14.M me Pazartzis demande où en est la révision de la loi no 2008-008 contre la torture et autres peines ou traitements cruels, inhumains ou dégradants, et si l’État partie envisage d’inscrire l’imprescriptibilité du crime de torture dans la législation nationale. Elle demande également quelles mesures ont été prises afin que des aveux obtenus par la contrainte ou la torture ne puissent pas servir d’élément de preuve en justice. Elle invite aussi la délégation à commenter les allégations de torture et de traitements inhumains ou dégradants infligés à des personnes lors de leur arrestation ou de leur garde à vue, en indiquant notamment si des plaintes ont été déposées, des poursuites engagées, des peines infligées et des mesures de réparation accordées aux victimes et à leur famille. Enfin, sachant que les châtiments corporels sur enfants sont interdits dans les établissements scolaires, Mme Pazartzis demande si l’État partie envisage d’étendre cette interdiction notamment aux milieux familial et pénitentiaire.
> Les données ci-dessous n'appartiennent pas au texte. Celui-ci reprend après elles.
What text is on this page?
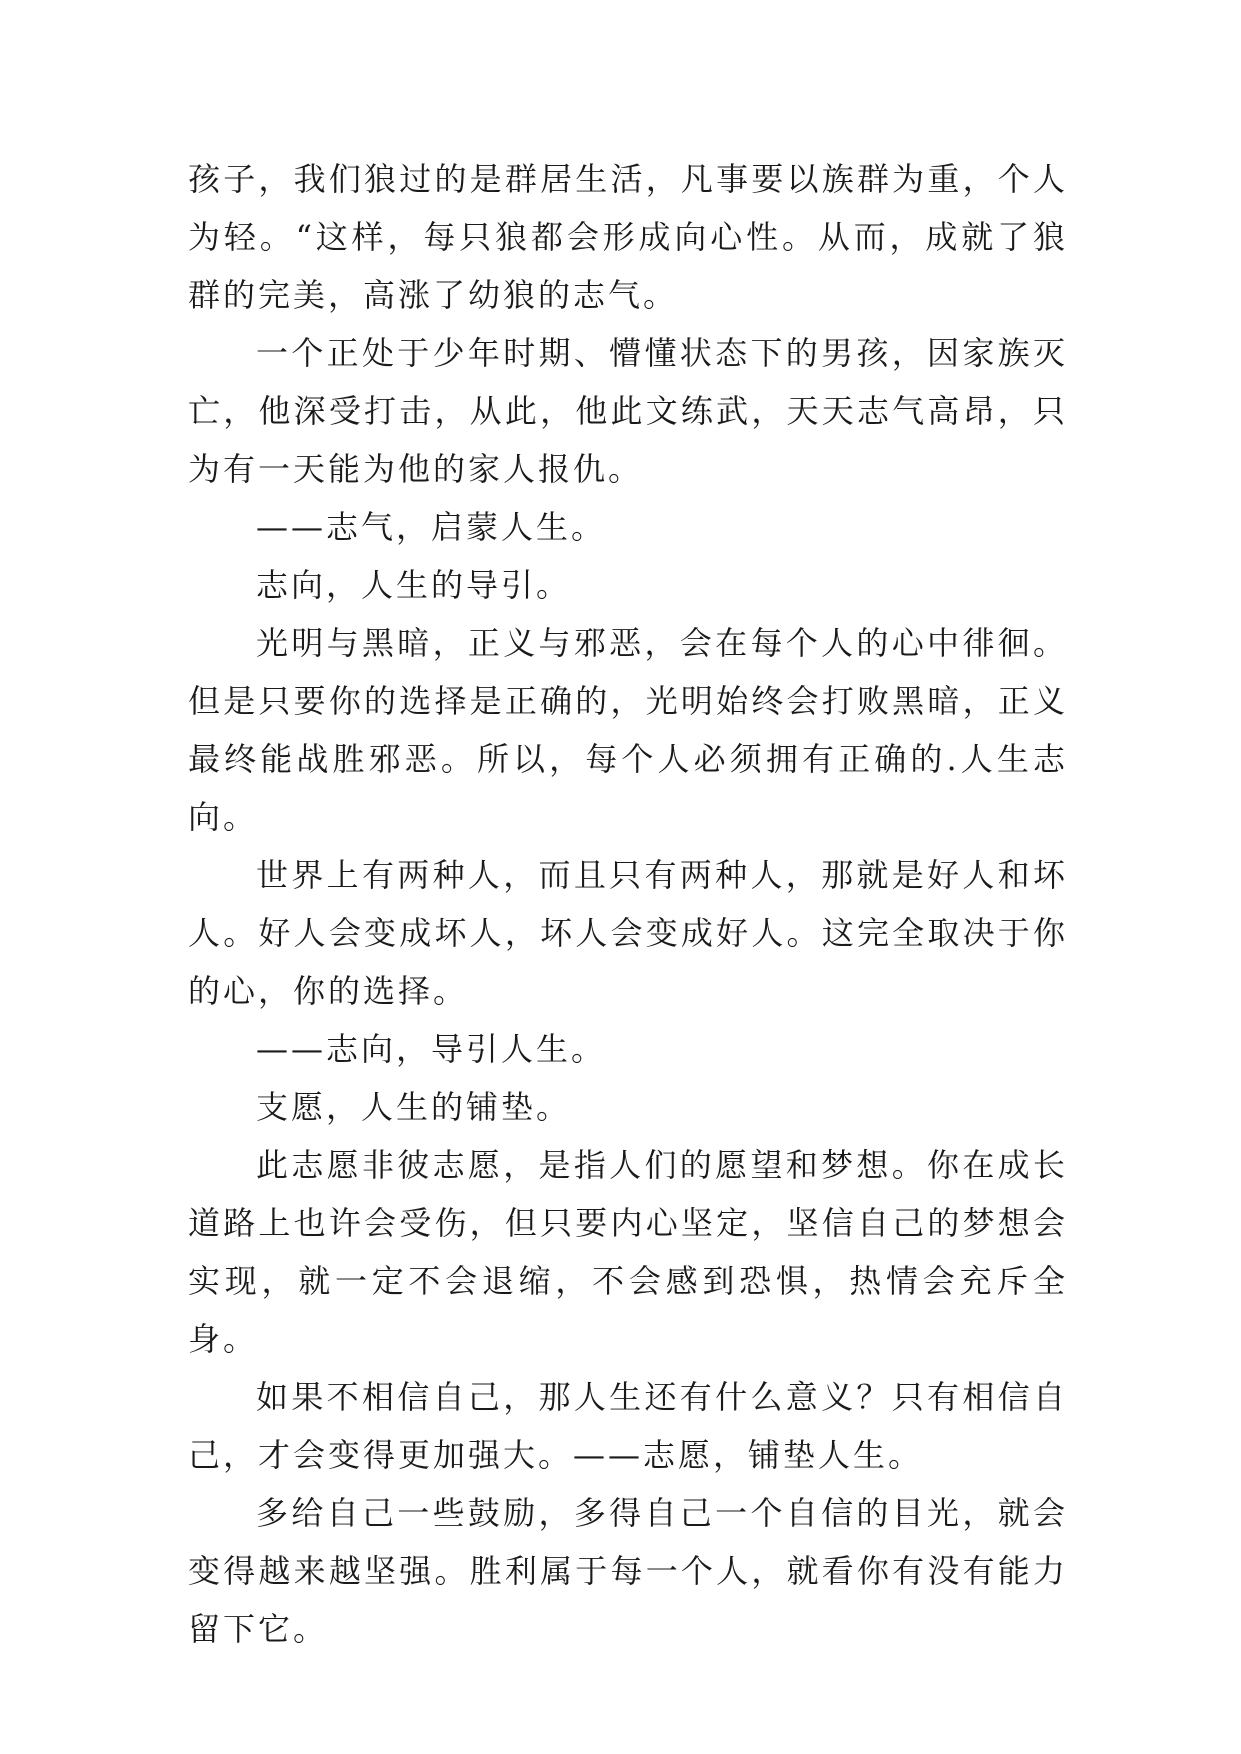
孩子，我们狼过的是群居生活，凡事要以族群为重，个人为轻。“这样，每只狼都会形成向心性。从而，成就了狼群的完美，高涨了幼狼的志气。

一个正处于少年时期、懵懂状态下的男孩，因家族灭亡，他深受打击，从此，他此文练武，天天志气高昂，只为有一天能为他的家人报仇。

——志气，启蒙人生。

志向，人生的导引。

光明与黑暗，正义与邪恶，会在每个人的心中徘徊。但是只要你的选择是正确的，光明始终会打败黑暗，正义最终能战胜邪恶。所以，每个人必须拥有正确的.人生志向。

世界上有两种人，而且只有两种人，那就是好人和坏人。好人会变成坏人，坏人会变成好人。这完全取决于你的心，你的选择。

——志向，导引人生。

支愿，人生的铺垫。

此志愿非彼志愿，是指人们的愿望和梦想。你在成长道路上也许会受伤，但只要内心坚定，坚信自己的梦想会实现，就一定不会退缩，不会感到恐惧，热情会充斥全身。

如果不相信自己，那人生还有什么意义？只有相信自己，才会变得更加强大。——志愿，铺垫人生。

多给自己一些鼓励，多得自己一个自信的目光，就会变得越来越坚强。胜利属于每一个人，就看你有没有能力留下它。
La séance est suspendue à 16 h 20  ; elle est reprise à 16 h 40.

15.Le  Président invite la délégation à répondre aux questions que viennent de poser les membres du Comité.

16.M. Tombohavana (Madagascar) dit que l’article 137 de la Constitution malgache donne aux instruments internationaux régulièrement ratifiés une autorité supérieure à celle des lois nationales. Tous ces instruments, y compris le Pacte international relatif aux droits civils et politiques, peuvent être invoqués sans délai devant les tribunaux et appliqués par eux. Il appartient à la Cour suprême de contrôler cette application. Toutefois, à Madagascar, les décisions de justice tenant compte des conventions internationales ou les invoquant sont rares. Le Gouvernement a l’intention d’élaborer un projet de loi visant à faire en sorte que toutes les dispositions du Pacte et des Protocoles ratifiés soient appliquées de manière effective au niveau national.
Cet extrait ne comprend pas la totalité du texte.